Despite headwinds such as RBI rate hikes and rising commodity costs, the residential real estate market, particularly at the luxury and super-luxury ends, remains buoyant, says Aakash Ohri, Managing Director of the group and commercial director of DLF, the largest real estate in the country. real estate developer.

Confident in achieving his ₹8,000 crore revenue forecast for FY23, Ohri says there has been some postponement of property purchases due to an increase in home lending rates, but this does not didn’t have much of an effect on end-user purchases or DLF’s sales figures.

A bull cycle in real estate lately – in the past 18 months, 35 million square feet have been carved out by DLF – has seen real estate re-emerge as a stable investment relative to other related asset classes. at market or at high risk, which have been affected because of volatilities.

“Demand is buoyant and we remain cautious as some headwinds drive up the cost of credit for buyers. Premium and super premium homes have again emerged as a stable asset for investors, and it looks like this bull cycle is brewing. will continue for some time now,” he said. activity area in an interview.
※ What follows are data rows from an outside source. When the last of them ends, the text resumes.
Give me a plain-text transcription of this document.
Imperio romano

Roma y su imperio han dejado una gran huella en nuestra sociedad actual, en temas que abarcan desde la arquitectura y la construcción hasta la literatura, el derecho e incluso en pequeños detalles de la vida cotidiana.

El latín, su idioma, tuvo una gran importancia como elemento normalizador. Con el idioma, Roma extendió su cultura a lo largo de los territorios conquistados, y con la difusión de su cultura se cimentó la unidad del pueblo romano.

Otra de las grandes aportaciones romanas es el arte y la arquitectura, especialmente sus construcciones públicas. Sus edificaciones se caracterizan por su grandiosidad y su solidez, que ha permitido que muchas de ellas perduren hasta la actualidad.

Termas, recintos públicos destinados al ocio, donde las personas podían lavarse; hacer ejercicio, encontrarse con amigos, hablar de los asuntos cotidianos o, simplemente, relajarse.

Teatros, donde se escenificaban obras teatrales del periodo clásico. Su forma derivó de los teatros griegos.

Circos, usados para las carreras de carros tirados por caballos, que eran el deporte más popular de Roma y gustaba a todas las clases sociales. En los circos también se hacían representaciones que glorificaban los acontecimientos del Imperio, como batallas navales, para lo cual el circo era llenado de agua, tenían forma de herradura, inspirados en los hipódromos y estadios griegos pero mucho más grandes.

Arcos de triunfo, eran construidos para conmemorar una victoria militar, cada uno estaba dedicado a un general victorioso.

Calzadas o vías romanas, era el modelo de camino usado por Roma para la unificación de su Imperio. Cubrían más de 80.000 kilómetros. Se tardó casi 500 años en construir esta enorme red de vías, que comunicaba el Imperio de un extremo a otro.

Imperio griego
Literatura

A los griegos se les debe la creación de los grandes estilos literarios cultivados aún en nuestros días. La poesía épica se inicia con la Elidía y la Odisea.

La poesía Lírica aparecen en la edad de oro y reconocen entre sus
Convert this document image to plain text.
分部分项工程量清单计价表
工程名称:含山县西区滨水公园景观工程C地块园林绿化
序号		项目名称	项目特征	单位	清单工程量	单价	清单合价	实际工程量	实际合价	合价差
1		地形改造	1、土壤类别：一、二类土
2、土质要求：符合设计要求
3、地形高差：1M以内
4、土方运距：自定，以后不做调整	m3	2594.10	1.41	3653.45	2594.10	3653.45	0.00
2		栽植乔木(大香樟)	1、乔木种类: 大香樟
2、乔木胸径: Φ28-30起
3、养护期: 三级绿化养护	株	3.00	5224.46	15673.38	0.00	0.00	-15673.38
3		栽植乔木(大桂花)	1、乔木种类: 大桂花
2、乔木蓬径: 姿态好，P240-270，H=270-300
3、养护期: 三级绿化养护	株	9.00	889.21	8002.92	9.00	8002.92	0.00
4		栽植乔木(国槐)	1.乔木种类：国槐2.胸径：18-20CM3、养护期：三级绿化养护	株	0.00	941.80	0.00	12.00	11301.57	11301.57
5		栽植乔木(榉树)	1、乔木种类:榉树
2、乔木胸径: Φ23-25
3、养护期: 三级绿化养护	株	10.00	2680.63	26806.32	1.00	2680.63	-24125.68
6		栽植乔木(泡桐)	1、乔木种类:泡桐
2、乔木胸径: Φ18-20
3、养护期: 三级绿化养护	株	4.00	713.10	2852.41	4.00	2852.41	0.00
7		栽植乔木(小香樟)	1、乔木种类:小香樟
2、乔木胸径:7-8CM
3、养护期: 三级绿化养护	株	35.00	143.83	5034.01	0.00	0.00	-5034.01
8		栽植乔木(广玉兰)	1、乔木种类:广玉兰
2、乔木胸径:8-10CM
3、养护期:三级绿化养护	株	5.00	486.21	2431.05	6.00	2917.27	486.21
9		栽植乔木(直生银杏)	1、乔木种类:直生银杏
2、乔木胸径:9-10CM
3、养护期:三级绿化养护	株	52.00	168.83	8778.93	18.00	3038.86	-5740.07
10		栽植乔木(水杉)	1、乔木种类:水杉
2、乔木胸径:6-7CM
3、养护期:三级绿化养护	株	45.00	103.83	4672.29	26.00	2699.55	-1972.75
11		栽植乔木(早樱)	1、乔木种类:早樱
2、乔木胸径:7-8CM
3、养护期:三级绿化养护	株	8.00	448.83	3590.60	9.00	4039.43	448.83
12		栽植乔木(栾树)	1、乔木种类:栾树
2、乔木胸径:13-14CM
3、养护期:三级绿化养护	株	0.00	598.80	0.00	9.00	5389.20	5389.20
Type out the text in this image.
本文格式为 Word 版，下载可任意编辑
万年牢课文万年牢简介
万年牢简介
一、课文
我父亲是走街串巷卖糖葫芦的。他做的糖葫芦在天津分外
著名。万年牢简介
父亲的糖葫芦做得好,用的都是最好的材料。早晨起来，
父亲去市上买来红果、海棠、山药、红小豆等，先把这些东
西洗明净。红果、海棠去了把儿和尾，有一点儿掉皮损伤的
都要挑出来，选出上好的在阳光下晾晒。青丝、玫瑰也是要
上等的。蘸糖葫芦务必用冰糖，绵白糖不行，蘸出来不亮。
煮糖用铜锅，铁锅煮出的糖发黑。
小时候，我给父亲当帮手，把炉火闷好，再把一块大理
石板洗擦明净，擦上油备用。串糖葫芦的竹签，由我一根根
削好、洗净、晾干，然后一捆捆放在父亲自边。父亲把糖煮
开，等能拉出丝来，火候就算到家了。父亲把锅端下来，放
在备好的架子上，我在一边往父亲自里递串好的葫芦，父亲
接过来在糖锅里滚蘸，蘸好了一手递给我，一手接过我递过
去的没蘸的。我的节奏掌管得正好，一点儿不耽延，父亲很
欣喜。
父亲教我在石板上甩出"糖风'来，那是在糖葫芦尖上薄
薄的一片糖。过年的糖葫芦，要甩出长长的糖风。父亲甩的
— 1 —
In the first quarter of FY23, DLF Ltd. recorded consolidated revenue of ₹1,516,000,000, an increase of 22% year-on-year, and a margin of 53%. Net profit was ₹470 crore, up 39% year-on-year. New sales bookings reached ₹2,040 crore, a year-on-year growth of 101.

New launches

And nearly 75% of total sales came from new launches in the June quarter. For example, at The Camellias, DLF’s super luxury offerings generated a booking of ₹350 crore in the first quarter of FY23 and new offerings during the period generated sales of ₹1,532 crore.

According to Ohri, new DLF launches are up from the pre-Covid period, and there is also demand for larger homes. The average home size is around 1,800 to 2,000 square feet and goes up to 2,500 square feet; sizes are now 2,400 to 3,000 square feet.

“However, that doesn’t mean we don’t have the smaller 1,800 square foot offerings. But, the market value realizations for larger homes are higher,” he said, adding that: “While rising interest rates may pose some challenges, we expect the structural recovery in the residential segment to continue.

According to him, DLF’s recent launch, The Grove, another luxury low-rise offering in the freestanding floor segment, will see revenue contributions of over ₹1,700 crore (which will be reflected in the books from the T3FY23). The Grove will offer 292 luxury residences with 4 BHK, 4 BHK + entertainment lounge on plots ranging from 225 to 539 square meters.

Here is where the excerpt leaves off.